CANNES: Film soundtracks are a bum rap. And television backgrounds scores, well are they really important?
That was an issue up for discussion at the Music for Images panel at Midem, the world's biggest music market in the Palais de Festivals in Cannes, France. And the verdict was that it is the studios themselves who are to blame for. The three panelists, Germany's X Film creative People's Wolfgang Becker, Jason Bentley of Machine Head and Fox Music head Robert Kraft echoed the same sentiment.
Caustically Kraft observed, "The studios have basically spoiled the market. Soundtracks on the whole are doing badly. After the humungous success of Titanic where we did sales of 20 million units, we had many offers. So we crowbarred bad songs in movies. The sound tracks were boneless and we ended up killing the golden goose."
He pointed out that major movie soundtracks have been notching sales of 15,000-100,000 or even less.

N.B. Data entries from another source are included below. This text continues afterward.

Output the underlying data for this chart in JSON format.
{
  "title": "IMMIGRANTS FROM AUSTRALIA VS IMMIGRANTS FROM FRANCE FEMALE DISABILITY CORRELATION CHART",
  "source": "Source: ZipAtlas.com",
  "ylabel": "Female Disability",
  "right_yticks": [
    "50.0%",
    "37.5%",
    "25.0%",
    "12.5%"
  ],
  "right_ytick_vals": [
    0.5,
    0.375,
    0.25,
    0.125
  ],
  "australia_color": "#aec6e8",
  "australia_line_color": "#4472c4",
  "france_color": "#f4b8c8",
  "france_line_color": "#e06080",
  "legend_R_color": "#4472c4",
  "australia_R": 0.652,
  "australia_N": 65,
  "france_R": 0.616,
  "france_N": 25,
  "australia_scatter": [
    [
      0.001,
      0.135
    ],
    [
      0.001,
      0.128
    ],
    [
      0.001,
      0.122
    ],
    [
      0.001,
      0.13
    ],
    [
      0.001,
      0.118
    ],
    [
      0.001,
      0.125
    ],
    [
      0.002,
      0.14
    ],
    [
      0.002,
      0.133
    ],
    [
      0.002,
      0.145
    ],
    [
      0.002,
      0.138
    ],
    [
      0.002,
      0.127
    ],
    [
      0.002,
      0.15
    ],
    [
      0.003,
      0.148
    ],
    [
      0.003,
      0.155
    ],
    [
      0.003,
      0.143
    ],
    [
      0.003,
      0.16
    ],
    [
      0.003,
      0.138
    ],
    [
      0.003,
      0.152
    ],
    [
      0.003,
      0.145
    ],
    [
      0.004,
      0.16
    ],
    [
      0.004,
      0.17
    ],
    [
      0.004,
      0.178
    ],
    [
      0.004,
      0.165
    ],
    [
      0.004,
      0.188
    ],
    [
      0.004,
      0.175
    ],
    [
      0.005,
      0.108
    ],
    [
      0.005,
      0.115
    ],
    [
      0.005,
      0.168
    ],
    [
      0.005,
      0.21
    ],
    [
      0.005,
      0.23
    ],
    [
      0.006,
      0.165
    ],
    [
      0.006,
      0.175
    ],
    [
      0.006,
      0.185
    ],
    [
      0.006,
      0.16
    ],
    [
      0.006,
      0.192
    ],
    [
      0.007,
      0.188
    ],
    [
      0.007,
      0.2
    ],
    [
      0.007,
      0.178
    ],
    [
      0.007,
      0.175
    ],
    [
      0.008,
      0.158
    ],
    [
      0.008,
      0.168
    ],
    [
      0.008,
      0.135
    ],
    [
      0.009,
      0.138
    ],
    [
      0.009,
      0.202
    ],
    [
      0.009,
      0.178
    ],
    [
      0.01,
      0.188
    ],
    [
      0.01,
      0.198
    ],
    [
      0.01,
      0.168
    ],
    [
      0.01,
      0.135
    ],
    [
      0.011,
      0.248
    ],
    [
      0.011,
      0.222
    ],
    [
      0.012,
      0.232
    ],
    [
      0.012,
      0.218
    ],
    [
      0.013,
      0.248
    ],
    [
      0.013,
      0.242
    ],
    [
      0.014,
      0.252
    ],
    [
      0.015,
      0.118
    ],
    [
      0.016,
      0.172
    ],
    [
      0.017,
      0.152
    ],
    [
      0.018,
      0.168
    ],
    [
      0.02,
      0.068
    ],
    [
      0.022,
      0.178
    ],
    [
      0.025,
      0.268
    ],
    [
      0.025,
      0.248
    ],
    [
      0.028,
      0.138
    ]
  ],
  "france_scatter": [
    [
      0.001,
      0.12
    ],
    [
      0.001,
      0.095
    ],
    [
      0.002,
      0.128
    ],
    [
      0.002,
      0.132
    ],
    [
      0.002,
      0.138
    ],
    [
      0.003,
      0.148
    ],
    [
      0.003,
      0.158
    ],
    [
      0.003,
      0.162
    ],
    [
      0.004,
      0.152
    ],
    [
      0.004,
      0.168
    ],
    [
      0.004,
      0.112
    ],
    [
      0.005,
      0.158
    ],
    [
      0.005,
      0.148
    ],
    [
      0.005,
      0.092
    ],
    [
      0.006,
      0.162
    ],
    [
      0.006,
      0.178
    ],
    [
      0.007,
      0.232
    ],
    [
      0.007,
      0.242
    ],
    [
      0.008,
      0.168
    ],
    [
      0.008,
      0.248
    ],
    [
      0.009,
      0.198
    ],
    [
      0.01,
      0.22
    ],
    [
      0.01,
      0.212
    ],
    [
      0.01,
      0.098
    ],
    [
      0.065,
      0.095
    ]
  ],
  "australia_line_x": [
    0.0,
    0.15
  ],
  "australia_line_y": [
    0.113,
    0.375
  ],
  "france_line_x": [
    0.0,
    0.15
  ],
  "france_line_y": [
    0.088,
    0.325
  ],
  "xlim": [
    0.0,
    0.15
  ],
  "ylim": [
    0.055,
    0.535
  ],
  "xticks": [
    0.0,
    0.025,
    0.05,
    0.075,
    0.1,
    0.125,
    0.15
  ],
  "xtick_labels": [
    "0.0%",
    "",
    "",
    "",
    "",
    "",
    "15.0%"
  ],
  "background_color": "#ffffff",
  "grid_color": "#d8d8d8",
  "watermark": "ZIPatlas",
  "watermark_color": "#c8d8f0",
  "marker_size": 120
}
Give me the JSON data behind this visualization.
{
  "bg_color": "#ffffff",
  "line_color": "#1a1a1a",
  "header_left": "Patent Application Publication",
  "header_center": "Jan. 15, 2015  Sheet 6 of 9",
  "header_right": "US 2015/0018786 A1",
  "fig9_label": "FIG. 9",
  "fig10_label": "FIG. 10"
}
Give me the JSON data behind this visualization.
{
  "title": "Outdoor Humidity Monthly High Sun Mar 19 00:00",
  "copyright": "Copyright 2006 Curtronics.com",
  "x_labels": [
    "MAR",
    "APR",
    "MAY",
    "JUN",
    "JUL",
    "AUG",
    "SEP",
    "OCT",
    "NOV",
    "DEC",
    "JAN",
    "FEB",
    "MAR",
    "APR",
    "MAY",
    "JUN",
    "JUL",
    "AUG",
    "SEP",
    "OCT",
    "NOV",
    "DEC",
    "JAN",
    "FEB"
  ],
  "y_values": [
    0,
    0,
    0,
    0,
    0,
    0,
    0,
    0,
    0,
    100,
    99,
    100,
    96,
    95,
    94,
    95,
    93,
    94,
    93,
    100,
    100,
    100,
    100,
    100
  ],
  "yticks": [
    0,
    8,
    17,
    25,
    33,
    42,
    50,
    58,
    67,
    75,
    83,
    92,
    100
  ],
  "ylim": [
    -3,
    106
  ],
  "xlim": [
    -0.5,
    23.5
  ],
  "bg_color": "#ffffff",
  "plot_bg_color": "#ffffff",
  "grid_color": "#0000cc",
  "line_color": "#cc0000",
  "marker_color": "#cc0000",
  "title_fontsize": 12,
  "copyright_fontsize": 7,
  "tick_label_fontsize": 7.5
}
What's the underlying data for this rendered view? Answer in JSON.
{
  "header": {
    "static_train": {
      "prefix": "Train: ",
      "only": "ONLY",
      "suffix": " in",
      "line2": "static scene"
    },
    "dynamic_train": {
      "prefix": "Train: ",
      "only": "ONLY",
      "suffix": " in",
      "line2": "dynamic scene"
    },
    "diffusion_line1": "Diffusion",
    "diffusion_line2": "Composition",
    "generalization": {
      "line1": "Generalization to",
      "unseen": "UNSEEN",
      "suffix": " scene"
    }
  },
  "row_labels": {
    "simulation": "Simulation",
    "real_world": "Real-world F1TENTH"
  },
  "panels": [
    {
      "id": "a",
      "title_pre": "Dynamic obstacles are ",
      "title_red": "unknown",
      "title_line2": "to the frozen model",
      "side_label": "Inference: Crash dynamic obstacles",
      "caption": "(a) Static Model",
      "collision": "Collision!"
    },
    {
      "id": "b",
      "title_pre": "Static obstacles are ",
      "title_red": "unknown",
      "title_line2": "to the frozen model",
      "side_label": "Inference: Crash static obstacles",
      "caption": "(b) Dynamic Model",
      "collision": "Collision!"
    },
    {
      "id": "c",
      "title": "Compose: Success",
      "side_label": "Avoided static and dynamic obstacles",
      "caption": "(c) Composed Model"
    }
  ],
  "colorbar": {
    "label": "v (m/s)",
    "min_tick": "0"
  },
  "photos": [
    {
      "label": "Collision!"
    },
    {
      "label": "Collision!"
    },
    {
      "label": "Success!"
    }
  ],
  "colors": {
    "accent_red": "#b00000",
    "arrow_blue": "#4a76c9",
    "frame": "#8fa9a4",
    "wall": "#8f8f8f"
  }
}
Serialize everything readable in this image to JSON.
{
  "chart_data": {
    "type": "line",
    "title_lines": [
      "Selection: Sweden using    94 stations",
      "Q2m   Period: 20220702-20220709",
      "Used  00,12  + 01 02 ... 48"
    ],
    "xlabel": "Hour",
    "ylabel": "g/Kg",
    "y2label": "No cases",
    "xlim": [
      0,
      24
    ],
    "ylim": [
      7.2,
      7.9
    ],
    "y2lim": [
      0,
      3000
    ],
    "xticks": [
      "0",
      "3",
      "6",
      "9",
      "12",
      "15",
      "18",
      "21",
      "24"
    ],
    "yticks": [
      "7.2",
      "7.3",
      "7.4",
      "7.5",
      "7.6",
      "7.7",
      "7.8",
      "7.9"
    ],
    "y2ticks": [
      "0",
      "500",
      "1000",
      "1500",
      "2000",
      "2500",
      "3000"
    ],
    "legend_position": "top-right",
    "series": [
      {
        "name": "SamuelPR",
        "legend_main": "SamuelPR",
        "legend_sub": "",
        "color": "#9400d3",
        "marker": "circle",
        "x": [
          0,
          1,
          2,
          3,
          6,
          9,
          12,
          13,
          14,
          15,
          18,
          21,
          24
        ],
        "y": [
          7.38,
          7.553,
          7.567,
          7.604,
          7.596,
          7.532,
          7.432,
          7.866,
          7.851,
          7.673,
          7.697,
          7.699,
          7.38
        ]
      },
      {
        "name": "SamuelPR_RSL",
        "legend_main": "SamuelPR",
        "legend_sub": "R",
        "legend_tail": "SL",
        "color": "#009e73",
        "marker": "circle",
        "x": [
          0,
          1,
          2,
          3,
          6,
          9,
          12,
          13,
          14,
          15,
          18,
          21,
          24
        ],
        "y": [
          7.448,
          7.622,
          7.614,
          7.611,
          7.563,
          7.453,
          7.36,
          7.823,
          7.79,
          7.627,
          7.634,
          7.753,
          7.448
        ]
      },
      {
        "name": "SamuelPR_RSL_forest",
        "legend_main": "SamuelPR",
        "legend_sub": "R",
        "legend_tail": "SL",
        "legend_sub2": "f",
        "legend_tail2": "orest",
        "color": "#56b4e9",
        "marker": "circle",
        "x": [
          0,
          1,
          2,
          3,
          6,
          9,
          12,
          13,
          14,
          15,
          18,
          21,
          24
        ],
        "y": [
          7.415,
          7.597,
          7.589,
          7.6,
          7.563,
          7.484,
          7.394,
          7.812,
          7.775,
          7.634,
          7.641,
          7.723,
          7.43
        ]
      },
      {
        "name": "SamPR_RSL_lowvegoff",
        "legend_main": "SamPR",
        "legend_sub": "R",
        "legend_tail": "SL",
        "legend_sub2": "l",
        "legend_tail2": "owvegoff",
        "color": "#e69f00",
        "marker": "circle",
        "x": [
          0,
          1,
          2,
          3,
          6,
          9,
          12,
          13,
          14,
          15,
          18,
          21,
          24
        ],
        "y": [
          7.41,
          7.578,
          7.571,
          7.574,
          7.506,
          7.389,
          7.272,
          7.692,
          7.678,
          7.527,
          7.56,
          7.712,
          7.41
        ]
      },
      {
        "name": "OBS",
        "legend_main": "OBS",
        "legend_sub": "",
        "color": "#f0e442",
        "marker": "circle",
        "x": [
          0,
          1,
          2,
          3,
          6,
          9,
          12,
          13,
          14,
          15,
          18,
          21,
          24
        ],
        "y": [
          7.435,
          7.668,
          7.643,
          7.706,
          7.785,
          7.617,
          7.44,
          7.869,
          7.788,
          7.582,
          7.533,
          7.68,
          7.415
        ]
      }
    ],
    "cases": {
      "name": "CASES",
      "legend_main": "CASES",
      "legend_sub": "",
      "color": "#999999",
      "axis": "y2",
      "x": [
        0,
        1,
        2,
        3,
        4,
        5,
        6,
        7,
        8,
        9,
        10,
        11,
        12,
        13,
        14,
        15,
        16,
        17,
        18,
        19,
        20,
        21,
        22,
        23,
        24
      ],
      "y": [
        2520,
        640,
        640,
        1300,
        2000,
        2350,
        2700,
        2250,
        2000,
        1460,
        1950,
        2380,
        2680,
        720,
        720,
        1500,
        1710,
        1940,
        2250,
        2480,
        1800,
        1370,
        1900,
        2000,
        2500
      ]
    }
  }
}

Becker said that the sound track of international success Run Lola Run made a lot of money while that of Goodbye Lenin did not, though the composer had met with some success earlier with Ameilie.
Kraft also pointed out that the soundtrack of a movie has to fit with its ambience, the story. "It is the last bit of creative that goes into the movie which helps enhance its storyline," said Kraft. "You cannot just have compilations of unrelated tracks being bundled together to get a soundtrack album for sale on retail shelves."
He added, "Hollywood is jingoistic, insular... only now have they discovered that the volumes lie outside." Kraft referred to a new animation movie Robot, which is resorting to singles specific for each market. For instance the US, Japan and Sweden. A ploy that was used rather unsuccessfully in Spiderman 2 in India.
The panelists agreed that the budgets for television background scores are very limited as compared to film, but once a TV music composer plods away at TV, there will come a time when he gets that big break into Hollywood which will make his career. "TV is a great training ground," said Kraft. He also said often it is the girlfriend of the producer and director who decided who would be deciding the person who would do the music in Hollywood.